Meseleye siyasi tarih açısından değil, örneğin dinler tarihi açısından da bakabiliriz. Semavi dinlerin birer küresel iddia içermedikleri söylenebilir mi? Musevi tecrübeyi daha çok belirli toplumu yöneldiği için dışarıda bıraksak bile, Hıristiyanlık ve İslam’ın küresel iddiaları olan gelenekler olduğunu söylemek pek zorlama olmaz. Bu anlamda örneğin, Fener Rum Patrikhanesi’nin ekümeniklik iddiası ne anlama geliyor?

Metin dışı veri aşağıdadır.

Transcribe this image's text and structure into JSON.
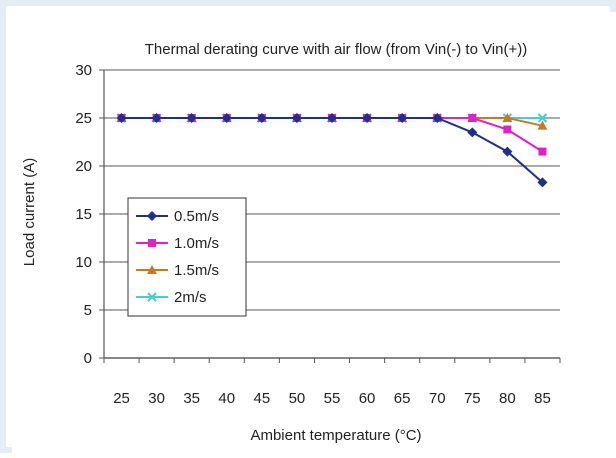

Ancak bence dünyanın çağının koşullarına göre en fazla küreselleştiği dönemlerden biri Rönesans ve sonrasında gerçekleşen Avrupa merkezli küreselleşme. Hatta bugün hâlâ bu sürecin devamında yaşadığımız bile söylenebilir. Bugün "Batı” diye bildiğimiz kavram aslında bu küreselleşmenin bir sonucu olarak ortaya çıkıyor. Meseleye geniş bir açıdan bakarsak “Amerika’nın keşfi” “Uzak Doğu’nun keşfi” aslında komik terimler değil mi? Çünkü o coğrafyalar zaten mevcut. “Keşif” bir Avrupalının oraya erişmesi anlamına geliyor sadece. Özellikle on altıncı yüzyıldan itibaren dünyayı bir bütün haline getirenin Rönesans, Reformasyon ve coğrafi keşiflerle birlikte Avrupa’nın insiyatifi olduğunu altını çizmek gerek. Bu tarihsel bir gerçeklik. Artık bununla yüzleşmek gerekiyor. Mesela hümanizm ve dolayısıyla insanlık mefhumu bu dönemde genelleşmeye başlıyor. İçerdiği her türlü soruna rağmen. Batı aslında yüzyıllardır bu avantajının ekmeğini yiyor.
Aslında meramım şu: Dünya ilk kez çağımızda küreselleşmiyor. Ya da başka bir deyişle küreselleşme kendi içinde bir şekilde devam ediyor ve değişiyor. Bir anlamda insanoğlu bu gezegende var olduğundan beri potansiyel olarak bir küreselleşme mevcut. Örneğin tekerlek küreselleşmenin olmazsa olmazlarından biri en başından beri! Parayı, ticareti, ithalatı, ihracatı hep bu çerçevede ele alabiliriz. Ama aynı zamanda matbaayı, kitabı, sanatı, edebiyatı da aynı sürecin boyutları olarak görebiliriz. Hatta sömürgecilik, emperyalizm, dünya savaşları yine aynı küreselleşme perspektifinin olumsuz veçheleri olarak değerlendirilebilir.
Bir anlamda insan var olduğundan beri, her dönemin mevcut koşullarının sınırları içinde bir küreselleşme hep vardı zaten. Günümüzde yaşadığımız ise özellikle internet ve sosyal medyayla birlikte eriştiğimiz elbette kendi içinde çok büyük bir sıçrama hepsi o kadar.
Türkiye’de küreselleşmeyi bir kesim “küresel kapitalizm”, diğer bir kesim “Batı” olarak okumaya alışkın olduğu için, onun hep olumsuz yönlerini görebiliyorlar. Haklı oldukları taraflar yok değil elbette. Ancak küreselleşmeyi olumsuz değerlendirirken bile onun içerdiği “insanlık mefhumu” payını düşmeyi unutmamak da gerekiyor. İnsanlık mefhumu derken dünyaya bir bütün olarak bakabilme imkânından söz ediyorum. Küreselleşmeye topyekûn karşı çıkarken kolaylıkla gözden kaçırılan bir nokta burası. Böylesi bir anti-küreselleşmeci bakış dünyayı reddetmeye dönüşebiliyor. Sadece hatırlatmak istedim.